Le Fleur and Helvetia @ Neurolux (8/23/12)


It occurred to me that, while I've written about Dark Swallows a couple of times over the past few months, I don't think I've written about its precursor of sorts, Le Fleur, since Treefort.  Last Thursday's show at Neurolux gave me the opportunity to correct that wrong and to check out a Portland band unknown to me.


Because I took a friend out for an impromptu birthday dinner, I wound up making it down to Neurolux later than I'd planned.  Luckily, I arrived near the beginning of Le Fleur's set.  I counted about thirty people at that point, and the crowd would build to about fifty if not more as the night progressed.  Maybe everybody just wanted to cut loose some before classes started up again at BSU.


Le Fleur opened and gave the best performance that I've seen by them yet.  Seeing Dark Swallows so recently enabled me to compare and contrast these two groups' respective sounds.  While Ivy Meissner's somber vocals serve as just one thread in Dark Swallows' weave of echoey voices and guitars, Le Fleur's more spartan sound makes them the centerpiece.  Since Meissner's singing stronger and smarter than ever nowadays, however, she can bear the exposure.  Her bandmates aren't exactly slouching either: their glinting guitars, screeking synth textures and dynamic drumming never sounded so locked-in and focused.

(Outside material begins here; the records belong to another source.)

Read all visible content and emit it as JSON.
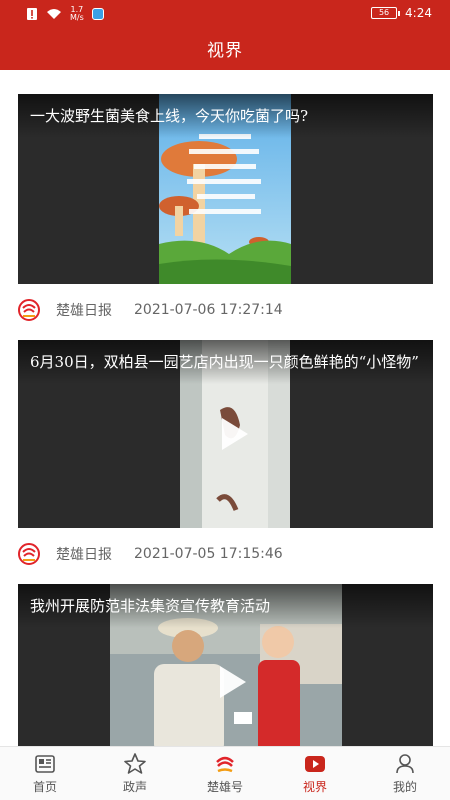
{
  "status_bar": {
    "network_speed": "1.7\nM/s",
    "battery": "56",
    "time": "4:24"
  },
  "header": {
    "title": "视界"
  },
  "feed": [
    {
      "caption": "一大波野生菌美食上线，今天你吃菌了吗?",
      "source": "楚雄日报",
      "datetime": "2021-07-06 17:27:14"
    },
    {
      "caption": "6月30日，双柏县一园艺店内出现一只颜色鲜艳的“小怪物”",
      "source": "楚雄日报",
      "datetime": "2021-07-05 17:15:46"
    },
    {
      "caption": "我州开展防范非法集资宣传教育活动"
    }
  ],
  "nav": [
    {
      "label": "首页",
      "icon": "news-icon"
    },
    {
      "label": "政声",
      "icon": "star-icon"
    },
    {
      "label": "楚雄号",
      "icon": "chuxiong-logo-icon"
    },
    {
      "label": "视界",
      "icon": "video-play-icon",
      "active": true
    },
    {
      "label": "我的",
      "icon": "user-icon"
    }
  ],
  "colors": {
    "brand_red": "#c9261c",
    "card_bg": "#2b2b2b"
  }
}
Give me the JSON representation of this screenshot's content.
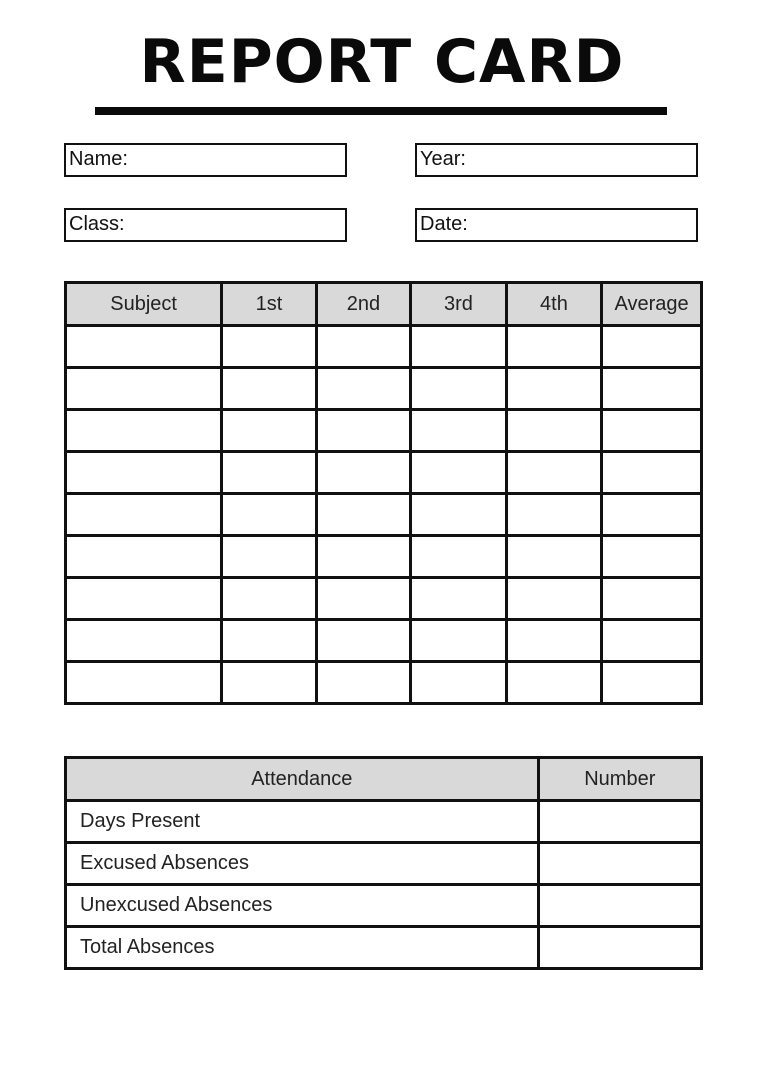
{
  "title": "REPORT CARD",
  "fields": {
    "name": "Name:",
    "year": "Year:",
    "class": "Class:",
    "date": "Date:"
  },
  "grades": {
    "headers": [
      "Subject",
      "1st",
      "2nd",
      "3rd",
      "4th",
      "Average"
    ],
    "row_count": 9
  },
  "attendance": {
    "headers": [
      "Attendance",
      "Number"
    ],
    "rows": [
      "Days Present",
      "Excused Absences",
      "Unexcused Absences",
      "Total Absences"
    ]
  }
}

After Le Fleur came the Portland-based group Helvetia, whose tuneful, ominous, shoegaze-tinged rock went down very smoothly.  Too smoothly, perhaps--their high, pensive vocals and polite drones and dirges threatened to make my eyelids sag, howling guitar solos notwithstanding.  The touches of psychedelic hard rock in those solos as well as the organ-like synthesizer parts, supple basslines and tough drumming made me think of Atomic Mama on downers.  This music may be a little too placid for everyday use (in my case, at least), but it'd probably sound great late at night when your mind starts playing tricks on you.